The pretraining objective is useful for the wiki’s time-series foundation model cluster because it tests whether a vision-style self-distillation recipe transfers to numeric time series. The method also gives a clean comparison point against contrastive Mantis pretraining, where false negatives can be problematic when different samples share temporal structure.

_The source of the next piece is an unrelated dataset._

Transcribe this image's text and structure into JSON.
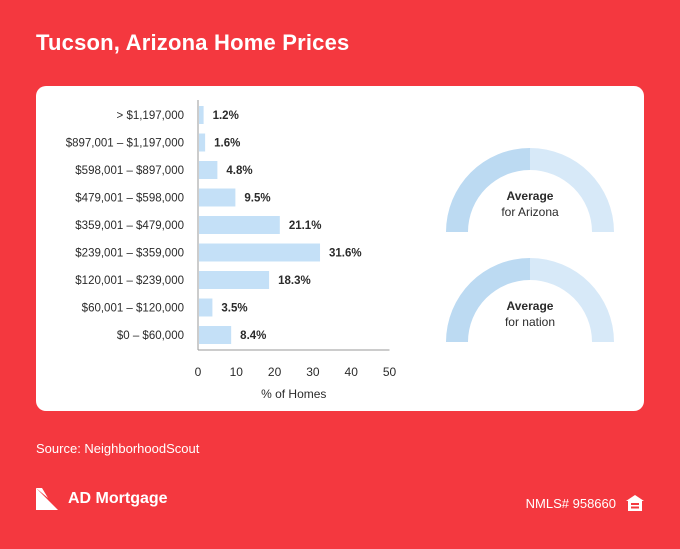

Within the Mantis lineage, UTICA is the self-distillation branch: Mantis provides the original contrastive Mantis-8M baseline, MantisV2 explores synthetic pretraining plus test-time strategies, and UTICA keeps the Mantis tokenizer/backbone while changing the pretraining objective.
Evidence And Results
The reported UCR linear-probing result is 0.794 average accuracy with 52 wins out of 128 datasets, compared with 0.792 and 33 wins for Mantis. Under UCR fine-tuning, UTICA reports 0.857 average accuracy and 60 wins, compared with 0.850 and 38 wins for Mantis.
On UEA, UTICA reports the best average rank in both linear probing and fine-tuning. The ablation study reports that the combined UTICA loss outperforms either DINO+KoLeo or iBOT+KoLeo alone on UCR linear probing, supporting the claim that crop invariance and local masked prediction provide complementary supervision.
Links Into The Wiki
- Mantis
- Time-Series Foundation Models
- Time-Series Classification Foundation Models
- Self-Supervised Representation Learning
- Mantis
- MantisV2
Open Questions
- Does the gain persist when the Mantis backbone is scaled beyond the 8M-parameter setting?
- How much of the improvement comes from the non-contrastive objective versus the augmentation and masking schedule?